Contentions shall be limited to matters within the scope of the
amendment under consideration. The contention must be one which, if
proven, would entitle the petitioner to relief. A petitioner/requestor
who fails to satisfy these requirements with respect to at least one
contention will not be permitted to participate as a party.

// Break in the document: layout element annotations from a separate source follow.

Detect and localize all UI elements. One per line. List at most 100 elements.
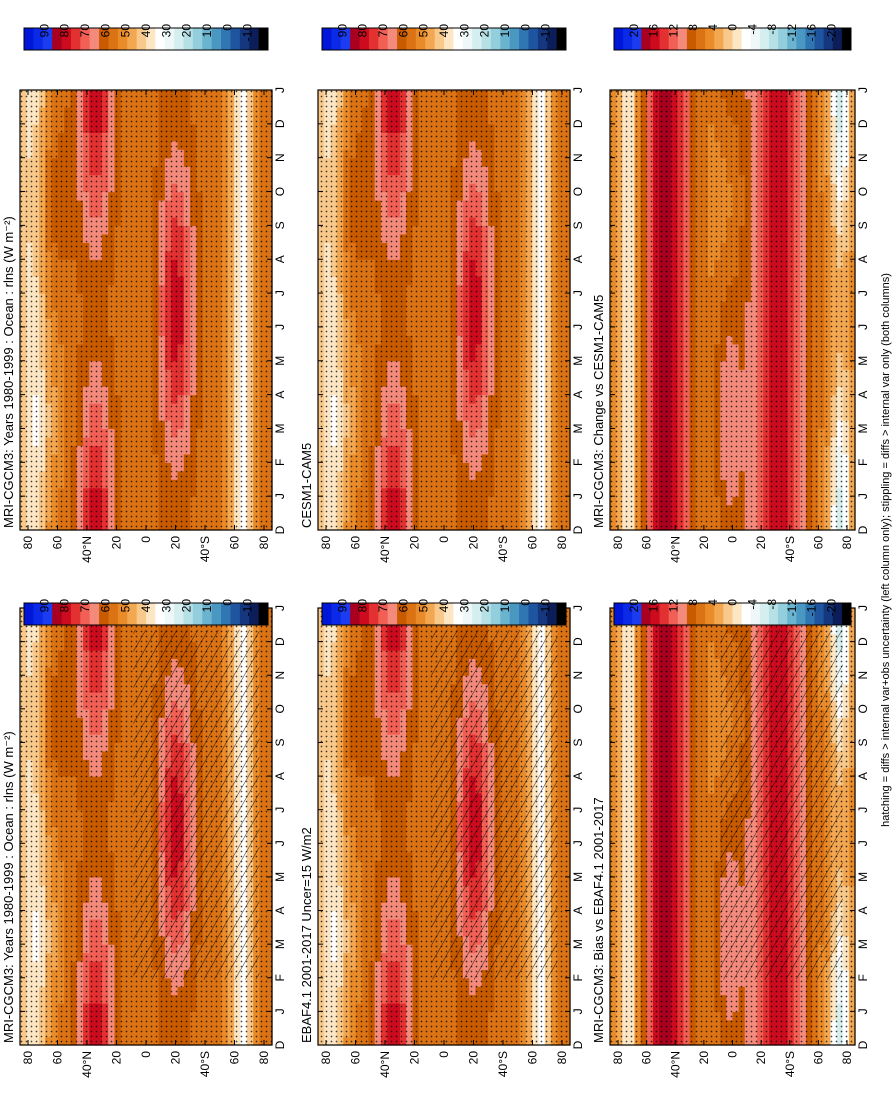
lat-tick-label: 40°S bbox=[198, 536, 212, 562]
panel-title: MRI-CGCM3: Years 1980-1999 : Ocean : rln… bbox=[1, 216, 16, 528]
lat-tick-label: 40°S bbox=[198, 1051, 212, 1077]
month-tick-label: S bbox=[273, 738, 287, 746]
lat-tick-label: 40°N bbox=[80, 536, 94, 563]
colorbar-swatch bbox=[249, 603, 260, 625]
stippling-overlay bbox=[20, 90, 272, 530]
colorbar-swatch bbox=[155, 603, 166, 625]
colorbar-label: 20 bbox=[180, 24, 194, 38]
colorbar-swatch bbox=[52, 603, 62, 625]
month-tick-label: M bbox=[273, 356, 287, 366]
colorbar-label: 50 bbox=[119, 599, 133, 613]
colorbar-swatch bbox=[136, 603, 147, 625]
colorbar-label: 70 bbox=[78, 599, 92, 613]
month-tick-label: N bbox=[273, 671, 287, 680]
month-tick-label: J bbox=[273, 493, 287, 499]
lat-tick-label: 60 bbox=[51, 536, 65, 550]
colorbar-frame bbox=[23, 602, 269, 626]
month-tick-label: M bbox=[273, 423, 287, 433]
month-tick-label: D bbox=[273, 1040, 287, 1049]
month-tick-label: M bbox=[273, 939, 287, 949]
colorbar-label: 10 bbox=[200, 24, 214, 38]
month-tick-label: A bbox=[273, 255, 287, 263]
lat-tick-label: 80 bbox=[21, 536, 35, 550]
month-tick-label: J bbox=[273, 1008, 287, 1014]
month-tick-label: D bbox=[273, 637, 287, 646]
month-tick-label: J bbox=[273, 324, 287, 330]
month-tick-label: A bbox=[273, 772, 287, 780]
colorbar-label: 10 bbox=[200, 599, 214, 613]
lat-tick-label: 80 bbox=[21, 1051, 35, 1065]
lat-tick-label: 0 bbox=[139, 1051, 153, 1058]
month-tick-label: J bbox=[273, 605, 287, 611]
colorbar-swatch bbox=[70, 603, 81, 625]
colorbar-swatch bbox=[127, 603, 138, 625]
colorbar-label: -10 bbox=[241, 599, 255, 617]
month-tick-label: D bbox=[273, 119, 287, 128]
colorbar-swatch bbox=[258, 28, 269, 50]
month-tick-label: M bbox=[273, 872, 287, 882]
month-tick-label: J bbox=[273, 807, 287, 813]
lat-tick-label: 40°N bbox=[80, 1051, 94, 1078]
colorbar-swatch bbox=[99, 603, 109, 625]
lat-tick-label: 60 bbox=[228, 536, 242, 550]
colorbar-swatch bbox=[24, 603, 34, 625]
colorbar-swatch bbox=[89, 603, 100, 625]
colorbar-swatch bbox=[42, 603, 53, 625]
lat-tick-label: 20 bbox=[169, 1051, 183, 1065]
lat-tick-label: 0 bbox=[139, 536, 153, 543]
colorbar-swatch bbox=[61, 603, 72, 625]
lat-tick-label: 60 bbox=[51, 1051, 65, 1065]
month-tick-label: J bbox=[273, 840, 287, 846]
month-tick-label: J bbox=[273, 87, 287, 93]
colorbar-swatch bbox=[230, 603, 241, 625]
colorbar-swatch bbox=[164, 603, 175, 625]
colorbar-label: 70 bbox=[78, 24, 92, 38]
colorbar-label: 80 bbox=[58, 24, 72, 38]
month-tick-label: A bbox=[273, 907, 287, 915]
colorbar-label: 30 bbox=[159, 24, 173, 38]
colorbar-swatch bbox=[211, 603, 222, 625]
colorbar-label: 20 bbox=[180, 599, 194, 613]
month-tick-label: J bbox=[273, 290, 287, 296]
colorbar-swatch bbox=[33, 603, 44, 625]
colorbar-label: 60 bbox=[98, 24, 112, 38]
colorbar-label: 90 bbox=[37, 24, 51, 38]
hatching-overlay bbox=[133, 629, 260, 980]
colorbar-swatch bbox=[202, 603, 213, 625]
colorbar-label: 50 bbox=[119, 24, 133, 38]
colorbar-swatch bbox=[258, 603, 269, 625]
lat-tick-label: 80 bbox=[257, 536, 271, 550]
colorbar-label: 60 bbox=[98, 599, 112, 613]
lat-tick-label: 20 bbox=[169, 536, 183, 550]
month-tick-label: O bbox=[273, 704, 287, 713]
figure-footnote: hatching = diffs > internal var+obs unce… bbox=[880, 273, 892, 827]
colorbar-label: 80 bbox=[58, 599, 72, 613]
colorbar-label: 0 bbox=[220, 599, 234, 606]
colorbar-swatch bbox=[146, 603, 156, 625]
colorbar-swatch bbox=[221, 603, 231, 625]
colorbar-label: 40 bbox=[139, 24, 153, 38]
panel-title: MRI-CGCM3: Years 1980-1999 : Ocean : rln… bbox=[1, 731, 16, 1043]
lat-tick-label: 20 bbox=[110, 536, 124, 550]
colorbar: 90 80 70 60 50 40 30 20 10 0 -10 bbox=[23, 599, 269, 626]
month-tick-label: S bbox=[273, 221, 287, 229]
lat-tick-label: 20 bbox=[110, 1051, 124, 1065]
colorbar-swatch bbox=[117, 603, 128, 625]
colorbar-swatch bbox=[174, 603, 184, 625]
month-tick-label: A bbox=[273, 391, 287, 399]
month-tick-label: N bbox=[273, 153, 287, 162]
month-tick-label: D bbox=[273, 525, 287, 534]
colorbar-swatch bbox=[24, 28, 34, 50]
month-tick-label: F bbox=[273, 974, 287, 981]
lat-tick-label: 80 bbox=[257, 1051, 271, 1065]
colorbar-swatch bbox=[239, 603, 250, 625]
colorbar-label: -10 bbox=[241, 24, 255, 42]
colorbar-label: 30 bbox=[159, 599, 173, 613]
colorbar-swatch bbox=[183, 603, 194, 625]
month-tick-label: O bbox=[273, 187, 287, 196]
colorbar-label: 0 bbox=[220, 24, 234, 31]
colorbar: 90 80 70 60 50 40 30 20 10 0 -10 bbox=[23, 24, 269, 51]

Those permitted to intervene become parties to the proceeding,
subject to any limitations in the order granting leave to intervene,
and have the opportunity to participate fully in the conduct of the
hearing.
If a hearing is requested, the Commission will make a final
determination on the issue of no significant hazards consideration. The
final determination will serve to decide when the hearing is held. If
the final determination is that the amendment request involves no
significant hazards consideration, the Commission may issue the
amendment and make it immediately effective, notwithstanding the
request for a hearing. Any hearing held would take place after issuance
of the amendment. If the final determination is that the amendment
request involves a significant hazards consideration, any hearing held
would take place before the issuance of any amendment.
Nontimely requests and/or petitions and contentions will not be
entertained absent a determination by the Commission or the presiding
officer of
[[Page 41848]]
the Atomic Safety and Licensing Board that the petition, request and/or
the contentions should be granted based on a balancing of the factors
specified in 10 CFR 2.309(c)(1)(i)-(viii).
A request for a hearing or a petition for leave to intervene must
be filed by: (1) First class mail addressed to the Office of the
Secretary of the Commission, U.S. Nuclear Regulatory Commission,
Washington, DC 20555-0001, Attention: Rulemaking and Adjudications
Staff; (2) courier, express mail, and expedited delivery services:
Office of the Secretary, Sixteenth Floor, One White Flint North, 11555
Rockville Pike, Rockville, Maryland, 20852, Attention: Rulemaking and
Adjudications Staff; (3) E-mail addressed to the Office of the
Secretary, U.S. Nuclear Regulatory Commission, [email protected];
or (4) facsimile transmission addressed to the Office of the Secretary,
U.S. Nuclear Regulatory Commission, Washington, DC, Attention:
Rulemakings and Adjudications Staff at (301) 415-1101, verification
number is (301) 415-1966. A copy of the request for hearing and
petition for leave to intervene should also be sent to the Office of
the General Counsel, U.S. Nuclear Regulatory Commission, Washington, DC
20555-0001, and it is requested that copies be transmitted either by
means of facsimile transmission to 301-415-3725 or by e-mail to
[email protected]. A copy of the request for hearing and petition
for leave to intervene should also be sent to the Jay Silberg, Esq.,
Pillsbury Winthrop Shaw Pittman LLP, 2300 N Street, NW., Washington, DC
20037, attorney for the licensee.
For further details with respect to this action, see the
application for amendment dated June 30, 2006, which is available for
public inspection at the Commission's PDR, located at One White Flint
North, File Public Area O1 F21, 11555 Rockville Pike (first floor),
Rockville, Maryland. Publicly available records will be accessible from
the Agencywide Documents Access and Management System's (ADAMS) Public
Electronic Reading Room on the Internet at the NRC Web site, http://www.nrc.gov/reading-rm/adams.html. Persons who do not have access to
ADAMS or who encounter problems in accessing the documents located in
ADAMS, should contact the NRC PDR Reference staff by telephone at 1-
800-397-4209, 301-415-4737, or by e-mail to [email protected].
Dated at Rockville, Maryland, this 14th day of July 2006.
For the Nuclear Regulatory Commission.
Jack Donohew,
Senior Project Manager, Plant Licensing Branch IV, Division of
Operating Reactor Licensing, Office of Nuclear Reactor Regulation.